Course RAG API addresses this by combining semantic vector search (FAISS + sentence-transformers) with LLM-generated recommendations that explain why each course was selected. The system is designed from day one to be production-ready: pluggable backends, strict output validation, full observability, and clean hexagonal architecture.

Key Metrics

5

API endpoints

4

Vector backends

2

LLM providers

6

Sprint roadmap

System Architecture

The system has two distinct pipelines that run independently:

Offline Pipeline (run once / on data refresh)

Raw Datasets (CSV)

→

prepare-data

→

Curated CSV

→

build-index

→

FAISS Index + JSONL Meta

Online Pipeline (per request)

User Query

→

Embedding Adapter
MiniLM-L6-v2

→

FAISS Search

→

Metadata Hydration

→

Ranked Results

+ Learner Profile

→

Context Builder

→

Prompt Builder
versioned

→

LLM (OpenAI / Anthropic)

→

Structured Recommendation

Hexagonal Architecture Layers

📋

contracts/ Ports

Boundary interfaces: RetrieverServicePort, RecommendationLLMFactoryPort, LearnerProfileStorePort, RecommendationLogStorePort. No implementation, no dependencies.

⚙️

services/ Use Cases

Application logic: RetrieveCoursesUseCase, RecommendCoursesUseCase, offline jobs (prepare_data, build_index). Depends only on ports.

🔌

infrastructure/ Adapters

Concrete implementations: FAISS/Qdrant/Milvus/Pinecone vector adapters, sentence-transformers embedding, files/postgres/mongo catalog, memory/redis cache, OpenAI/Anthropic LLM adapters.

🌐

api/ Delivery

FastAPI routers, request validation, response serialization, CORS. Completely decoupled from business logic.

API Endpoints

GET /v1/health Service health check

GET /v1/info Index metadata & config

GET /v1/retrieve?q=...&top_k=5 Semantic course retrieval

POST /v1/recommend LLM recommendation with explanation

POST /v1/recommend/prompt-preview Debug prompt rendering

Recommendation Pipeline Design

The POST /v1/recommend endpoint implements a full grounded recommendation flow: the LLM never generates course content from memory — it can only recommend courses already present in the retrieved candidate set.

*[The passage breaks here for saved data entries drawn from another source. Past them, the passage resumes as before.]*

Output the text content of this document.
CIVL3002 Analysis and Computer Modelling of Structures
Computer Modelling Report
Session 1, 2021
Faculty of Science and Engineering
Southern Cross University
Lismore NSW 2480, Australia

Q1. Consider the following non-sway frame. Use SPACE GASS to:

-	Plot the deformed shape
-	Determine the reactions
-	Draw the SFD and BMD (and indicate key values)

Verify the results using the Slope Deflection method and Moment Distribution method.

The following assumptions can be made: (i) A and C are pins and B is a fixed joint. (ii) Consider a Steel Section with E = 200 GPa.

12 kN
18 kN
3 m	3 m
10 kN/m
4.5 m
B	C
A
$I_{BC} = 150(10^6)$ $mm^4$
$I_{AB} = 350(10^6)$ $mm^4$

Grounding validation rejects any recommendation that references a course ID not present in the FAISS search results. Structured output parsing validates JSON schema before returning any response. Fallback strategies handle provider timeouts, parse failures, and quota exhaustion gracefully.

Each recommendation includes: why the course was selected, which query signals matched, which profile signals matched, and retrieval score evidence — making the system explainable by design.

Query + Learner Profile

→

RetrieveCoursesUseCase

→

Top-K Candidates

RecommendationContextBuilder

→

PromptBuilder (versioned)

→

LLM call

JSON Parser + Validator

→

Grounding Check

→

RecommendationResult

Structured Log (trace_id, latency, tokens, cost)

Observability & Error Handling

Every recommendation request is fully traceable: each log event captures request ID, user ID, provider, model, prompt version, pipeline version, retrieval latency, LLM latency, input/output tokens, estimated cost, parse success, and fallback usage.

The exception hierarchy maps failure modes explicitly — RecommendationGroundingError, RecommendationOutputParseError, RecommendationProviderError — with deterministic HTTP status codes (422, 502, 503, 504) and structured log payloads.